Marketplace Pulse: Marketplace Shifts as National Carriers Withdraw
The Marketplace Pulse series provides expert insights on timely policy topics related to the health insurance marketplaces. The series, authored by RWJF Senior Policy Adviser Katherine Hempstead, analyzes changes in the individual market; shifting carrier trends; nationwide insurance data; and more to help states, researchers, and policymakers better understand the pulse of the marketplace.
A season of tumultuous changes was capped off by the recent announcement that the Administration would immediately suspend payments to carriers for cost sharing reductions (CSRs). This announcement gave rise to a hurried set of re-filings so that all states could “load” the CSR costs onto the silver premiums. There is no way to protect against the loss of CSR payments in 2017, which carriers will have to endure in the short run. While there is still the potential for exit, as of this writing it appears that there will be at least one insurer serving every county in marketplaces established through the Affordable Care Act (ACA).
But it has certainly been a tough season. The percentage of counties with only one carrier increased notably, from about one-third in 2017 to close to one-half for 2018. About one-fourth of the population lives in a county that will be served by one carrier. Most market-watchers know that exits exceeded entries, by a large factor. Approximately 1,500 county level marketplace exits were announced in advance of the 2018 plan year, as compared with only about 200 entries. Yet at the same time it could be argued that progress toward a stable and healthy equilibrium is currently quite tentative.
Measuring Winners and Losers
State Participation: Most States Saw at Least Some Change
One useful way to measure participation is to look at the net change in the number of carriers at the state level. Another is to think about what is happening inside states, in terms of the net number of county-level entries and exits. By combining the two, we can provide a useful scale to roughly assess how much change took place.
By this measure, for 2018, about 40 percent of states will have as much or more carrier participation as they did in 2017. More specifically:
- Two states actually gained a carrier (New Jersey and Alabama)
- 18 states reported no change
- 20 states had a moderate reduction in carrier participation
- 11 states had a major change
Painting With a Broad Brush
Yet this measure paints with a broad brush. For example, Wisconsin lost three carriers this year, but still has more than any other state except New York.

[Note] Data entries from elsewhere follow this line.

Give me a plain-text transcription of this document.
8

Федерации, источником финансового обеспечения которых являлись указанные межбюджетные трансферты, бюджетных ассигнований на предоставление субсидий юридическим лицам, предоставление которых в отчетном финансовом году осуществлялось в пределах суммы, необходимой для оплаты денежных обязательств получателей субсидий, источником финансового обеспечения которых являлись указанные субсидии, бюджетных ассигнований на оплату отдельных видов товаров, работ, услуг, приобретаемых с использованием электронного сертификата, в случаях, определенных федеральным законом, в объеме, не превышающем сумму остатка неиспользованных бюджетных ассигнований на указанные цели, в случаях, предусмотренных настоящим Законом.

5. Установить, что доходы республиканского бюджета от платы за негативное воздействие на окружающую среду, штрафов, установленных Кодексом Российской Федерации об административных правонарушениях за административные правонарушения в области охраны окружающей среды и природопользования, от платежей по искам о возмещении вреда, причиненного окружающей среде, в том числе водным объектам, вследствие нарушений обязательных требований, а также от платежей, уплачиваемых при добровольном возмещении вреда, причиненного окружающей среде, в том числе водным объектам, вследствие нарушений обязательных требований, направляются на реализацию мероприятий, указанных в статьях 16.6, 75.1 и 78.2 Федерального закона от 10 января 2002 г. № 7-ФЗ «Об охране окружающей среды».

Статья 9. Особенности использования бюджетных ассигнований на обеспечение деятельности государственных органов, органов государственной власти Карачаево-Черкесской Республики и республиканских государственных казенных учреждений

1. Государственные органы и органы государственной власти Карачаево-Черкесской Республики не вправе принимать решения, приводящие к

By the same token, some states that reported no change in fact had no carriers to spare, having bottomed out in prior years. While many well-performing markets, such as Washington, D.C., New Mexico, and Connecticut, saw continued participation from all of their carriers, other states with similar characteristics lost carriers, for example Maryland, Massachusetts, and New Hampshire.

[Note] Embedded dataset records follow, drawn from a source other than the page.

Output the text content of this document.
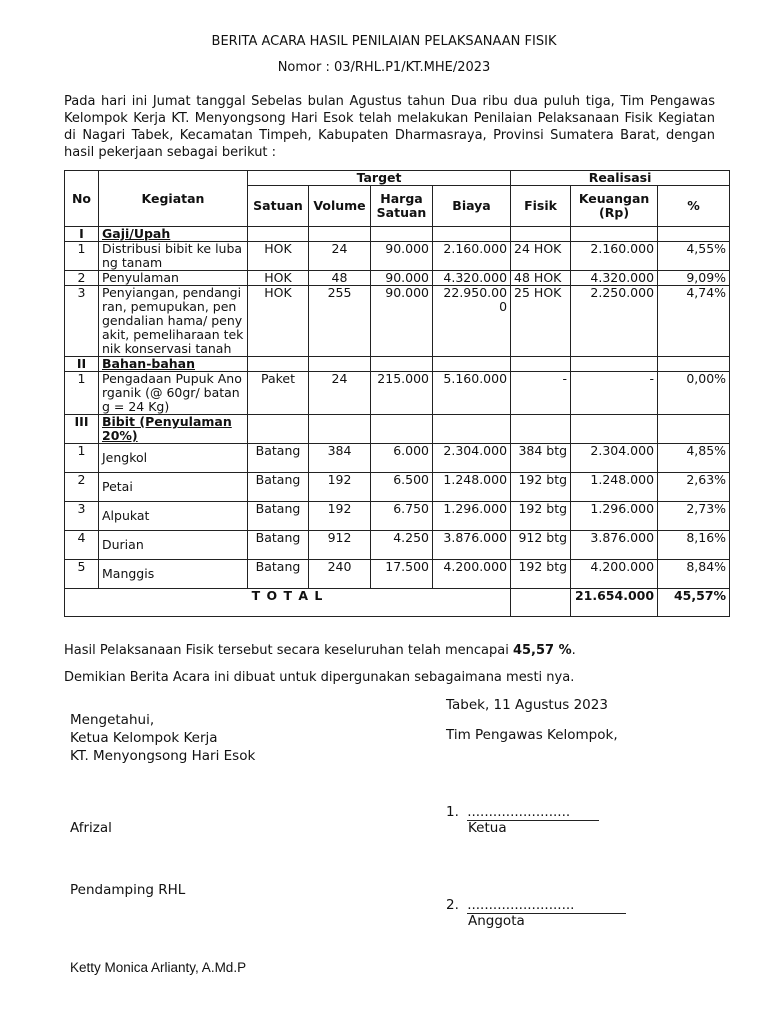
BERITA ACARA HASIL PENILAIAN PELAKSANAAN FISIK
Nomor : 03/RHL.P1/KT.MHE/2023
Pada hari ini Jumat tanggal Sebelas bulan Agustus tahun Dua ribu dua puluh tiga, Tim Pengawas Kelompok Kerja KT. Menyongsong Hari Esok telah melakukan Penilaian Pelaksanaan Fisik Kegiatan di Nagari Tabek, Kecamatan Timpeh, Kabupaten Dharmasraya, Provinsi Sumatera Barat, dengan hasil pekerjaan sebagai berikut :
No	Kegiatan	Target				Realisasi		
		Satuan	Volume	Harga Satuan	Biaya	Fisik	Keuangan (Rp)	%
I	Gaji/Upah							
1	Distribusi bibit ke lubang tanam	HOK	24	90.000	2.160.000	24 HOK	2.160.000	4,55%
2	Penyulaman	HOK	48	90.000	4.320.000	48 HOK	4.320.000	9,09%
3	Penyiangan, pendangiran, pemupukan, pengendalian hama/ penyakit, pemeliharaan teknik konservasi tanah	HOK	255	90.000	22.950.000	25 HOK	2.250.000	4,74%
II	Bahan-bahan							
1	Pengadaan Pupuk Anorganik (@ 60gr/ batang = 24 Kg)	Paket	24	215.000	5.160.000	-	-	0,00%
III	Bibit (Penyulaman 20%)							
1	Jengkol	Batang	384	6.000	2.304.000	384 btg	2.304.000	4,85%
2	Petai	Batang	192	6.500	1.248.000	192 btg	1.248.000	2,63%
3	Alpukat	Batang	192	6.750	1.296.000	192 btg	1.296.000	2,73%
4	Durian	Batang	912	4.250	3.876.000	912 btg	3.876.000	8,16%
5	Manggis	Batang	240	17.500	4.200.000	192 btg	4.200.000	8,84%
T O T A L							21.654.000	45,57%
Hasil Pelaksanaan Fisik tersebut secara keseluruhan telah mencapai 45,57 %.
Demikian Berita Acara ini dibuat untuk dipergunakan sebagaimana mesti nya.
Mengetahui,
Ketua Kelompok Kerja
KT. Menyongsong Hari Esok
Afrizal
Pendamping RHL
Ketty Monica Arlianty, A.Md.P
Tabek, 11 Agustus 2023
Tim Pengawas Kelompok,
1. ........................
Ketua
2. .........................
Anggota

Marketplace Shifts as National Carriers Withdraw
Local players—Blues, regional carriers, and provider–sponsored plans—now dominate the individual market. The national commercial segment has almost completely exited the individual market, and now has the smallest participation at the county level.
While participation did not increase in any carrier segment, it declined the least among the Medicaid Managed Care Organizations (MMCO). Centene clearly eclipsed all others with more than 100 entries into new counties for 2018, accounting for about half of all county-level market entries. Yet despite the attention given to this expansion, the MMCO category currently comprises less than 20 percent of the market as measured by county filings.
New Jersey (Oscar) and Alabama (Bright Health) both gained carriers that are relatively new to the industry. New Jersey and Alabama don't have much in common, but both have not-for-profit statewide Blues plans that are highly unlikely to desert their individual markets, and both states have already seen entry and exit in previous years. While most commercial carriers appear to have moved on, these entries suggest at least a modicum of interest remains in the individual market. Many will be watching to see whether this signals the beginning of a new wave of market competition or the shaggy end of an exodus.
Where We’re Headed
The prospects for these new players reflect tensions for the market as a whole. Clearly the massive number of net exits signals a retrenchment by many market participants in 2018, resulting in shrinking of territorial footprints and outright withdrawal by large parts of the industry. For a variety of reasons, including attempts to repeal the ACA, the potential of the individual market has not yet been fully realized. Yet, it still remains the source of coverage for millions of people. Many believe that with the right policy environment, the innate demand and societal need exist for a thriving and much larger individual insurance market. And were this to take place, reversals in these recent carrier participation patterns may well occur. The resilience of the market to repeated challenges gives some credence to this thought and some hope for the future.
Underlying data drawn from HIX Compare, a project of the Robert Wood Johnson Foundation.